Under the current system, payroll taxes are paid only on the first $90,000 in wages. Last year's ceiling was $87,100. The Social Security tax rate is now 12.4 percent of pay, split between workers and employers.

U.S. Sen. Lindsey Graham, R-S.C., and other lawmakers have argued that Bush's proposed personal accounts -- which would cost more than $1 trillion up front -- would be more attractive to Democratic lawmakers if the accounts were partially financed by raising taxes on the wealthy.

If Congress did nothing but lift the cap entirely and, therefore, subjected all wages to the tax, Social Security would be financially balanced for 75 years, although the system would face trouble afterward, according to one economic analysis.

In New Hampshire, Bush vowed to continue traveling the country to convince Americans that the system needs to be fixed. In turn, Bush hopes that Americans will persuade Capitol Hill lawmakers to act.

"I'm going to talk to the American people over and over and over again until the members of Congress recognize we have a problem," Bush said.

The president must continue to make his case, said Senate Finance Committee Chairman Charles Grassley, R-Iowa.
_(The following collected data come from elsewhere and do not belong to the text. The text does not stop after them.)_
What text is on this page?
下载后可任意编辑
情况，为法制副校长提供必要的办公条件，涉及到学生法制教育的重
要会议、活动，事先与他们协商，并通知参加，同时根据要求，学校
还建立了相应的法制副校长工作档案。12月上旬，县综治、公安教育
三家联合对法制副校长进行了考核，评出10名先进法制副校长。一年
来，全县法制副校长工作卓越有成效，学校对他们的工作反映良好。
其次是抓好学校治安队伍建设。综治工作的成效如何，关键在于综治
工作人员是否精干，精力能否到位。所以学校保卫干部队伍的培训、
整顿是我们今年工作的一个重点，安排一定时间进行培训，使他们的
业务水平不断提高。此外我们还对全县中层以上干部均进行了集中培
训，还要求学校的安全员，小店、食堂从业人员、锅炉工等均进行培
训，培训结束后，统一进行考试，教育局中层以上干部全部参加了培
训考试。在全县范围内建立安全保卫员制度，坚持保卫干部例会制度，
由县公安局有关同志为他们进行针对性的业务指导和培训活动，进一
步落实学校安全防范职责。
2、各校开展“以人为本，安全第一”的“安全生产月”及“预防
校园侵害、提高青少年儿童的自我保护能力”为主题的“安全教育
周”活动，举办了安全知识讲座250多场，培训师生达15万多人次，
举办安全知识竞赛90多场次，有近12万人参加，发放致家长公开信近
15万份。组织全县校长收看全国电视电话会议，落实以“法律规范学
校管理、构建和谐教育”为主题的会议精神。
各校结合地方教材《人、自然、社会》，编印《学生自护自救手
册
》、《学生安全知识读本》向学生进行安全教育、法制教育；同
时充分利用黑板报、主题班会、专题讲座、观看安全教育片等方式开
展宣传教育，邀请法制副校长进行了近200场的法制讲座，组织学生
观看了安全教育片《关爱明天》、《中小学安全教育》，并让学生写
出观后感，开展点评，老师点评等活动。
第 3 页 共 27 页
Asked about the mood of Senate Republicans toward the issue, he said Tuesday: "Every member would like to see Social Security go away, but it isn't going to go away because the president won't let it go away."

With his quick visit in New Hampshire yesterday, Bush now has hosted Social Security-focused forums in eight states since his Feb. 2 State of the Union address.

New Hampshire is home to a pair of GOP senators who already strongly support Bush's ideas.

In neighboring Maine, however, U.S. Sen. Olympia Snowe has come out against personal accounts, and U.S. Sen. Susan Collins has urged caution. Both are Republicans.

Portsmouth, N.H. borders Maine. Local-news coverage of Bush's visit yesterday was likely to reach Snowe's and Collins' constituents in the southern, populous part of Maine.